With the win the Cavaliers, powered by 41 points from both James and guard Kyrie Irving, pulled to within 3-2 in the NBA Finals and sent the best-of-seven championship series back to Ohio for Game Six on Thursday.

The game remained close until midway through the third quarter when the Cavs opened up an 11-point lead. In the fourth quarter, the Warriors could only muster 13 points and failed to stave off Irving and James, who had 12 and 5 respectively.

The absence of Warriors power forward Draymond Green, whose late-game kerfuffle with James on Friday lead to a one-game suspension and a war of words between the franchises, was a definite advantage according to Cavs coach Tyronn Lue.

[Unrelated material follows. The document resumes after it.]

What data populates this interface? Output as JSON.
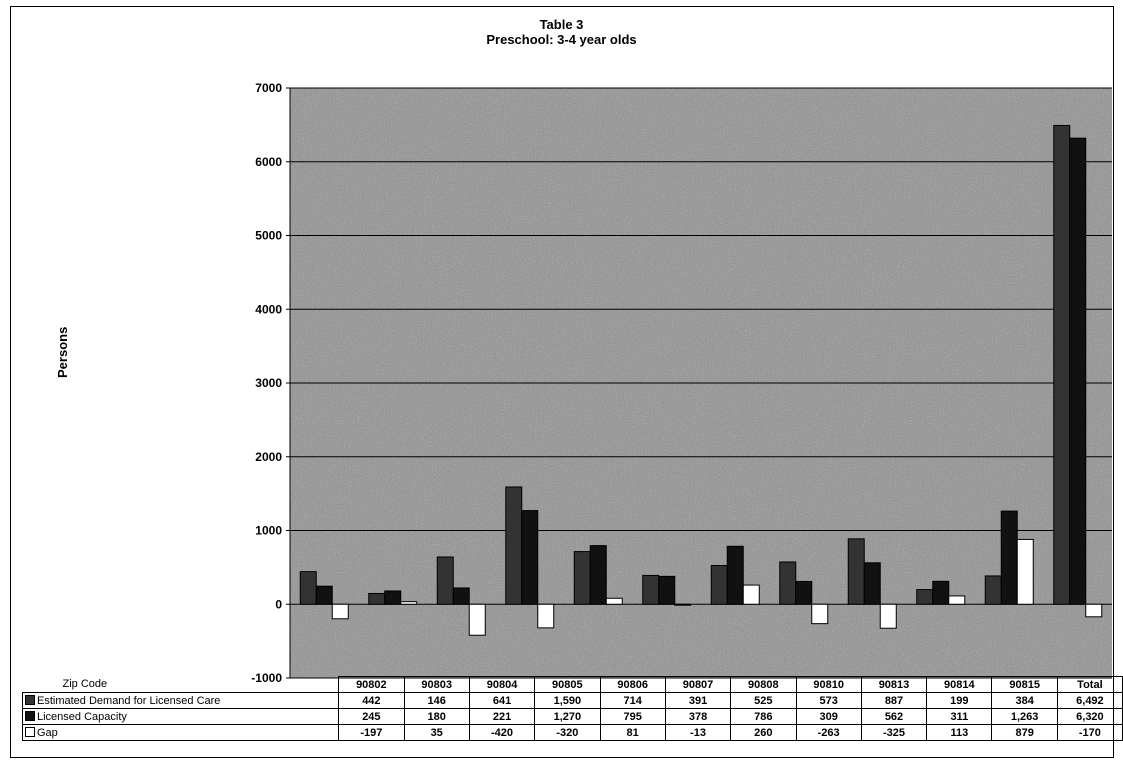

"I've said it all along that he is the best guy in the NBA as far as reading when to help, triple switches and kicking guys out of mismatches, knowing when to go, when not to go," Lue told reporters. "He's an underrated shot blocker and he can guard one through five so that definitely help hurt their defense."

Only 10 teams in NBA history have successfully overcome 3-1 deficits, a feat most recently accomplished by the Warriors in the Western Conference final, but none have ever done it in the championship round.

Add to that the return of Green and the stakes for the Cavs' next do-or-die matchup are even higher.

For Irving's part, the high stakes match high expectations.

"We're not satisfied. We understand the magnitude of what Game Six means for us at home," Irving said.